Participants were categorized according to their gender, age, BMI and serum 25(OH)D status. Serum 25(OH)D categories were defined a priori in 50 nmol/ L increments: < 50, 51-100, 101-150, 151-200, 201250, 251-300, > 300 nmol/L. Vitamin D intake categories were defined as: <1,000 IU/d, 1,000-<4,000 IU/d, 4,000-<8,000 IU/d, 8,000-< 12,000 IU/d and > 12,000 IU/d. The reference range for serum calcium, 2.10 - 2.55 mmol/L (8.4 - 10.3 mg/dL), had been established by the laboratory using standard procedures.32 Hypercalcemia was defined as serum calcium concentration > 2.55 mmol/L (10.3 mg/dL). Hypercalciuria was defined as urine calcium: creatinine ratio above 0.2. The reference interval for urine calcium: creatinine was < 0.14 and between 0.14 and 0.2 was considered borderline.33
Data were analyzed using SPSS version 23 (SPSS Inc., Chicago, IL). Descriptive analysis was performed to establish the distribution of categorical data. Since the data was not normally distributed, non-parametric tests were applied. Wilcoxon Signed Rank Test was performed to evaluate changes in different variables over follow-up period. Mann Whitney U-test and Kruskal-Wallis test were done to compare means according to different categorical groups including age, gender, BMI and serum 25 (OH)D status. Multiple linear regression was performed to determine the predictors of vitamin D status, PTH levels, hypercalcemia, hypercalciuria, inflammation, liver and kidney function. Significance was defined as p < 0.05.

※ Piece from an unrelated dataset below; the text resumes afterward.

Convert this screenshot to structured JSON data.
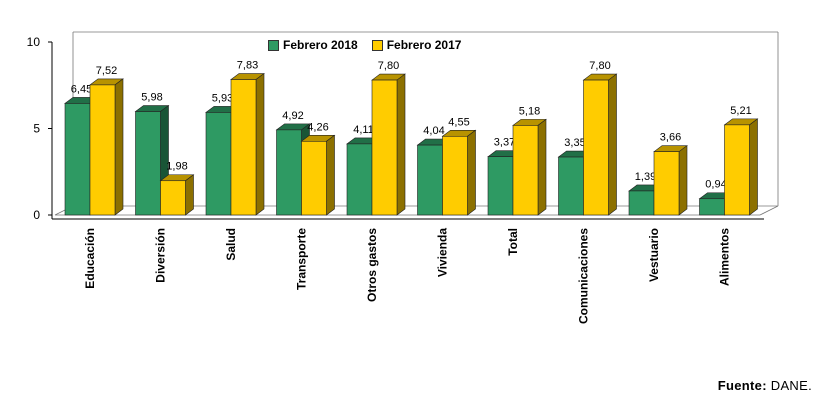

Ethics: This study was performed using secondary data that was anonymized (participants were identified by a randomly generated 36-digit anumeric code only) and did not require ethics board approval.
Disclosure of potential conflicts of interest: The authors report no conflict of interest. No financial interest or benefit has arisen from the direct application of our research. S.M.K. and N.M. are used by the Pure North S’Energy Foundation.
Acknowledgments: The authors would like to thank Mr. Ken Fyie for his work in constructing the data set and Dr. Paul Veugelers for his comments on the manuscript.
Funding: There was no funding provided directly for this work. Salaried employees of Pure North S’Energy Foundation, a not for profit organization, designed the study, performed data analyses and wrote the manuscript in collaboration with Dr. Michael F. Holick from Boston University Medical Center, who participated in the analysis and writing of the manuscript.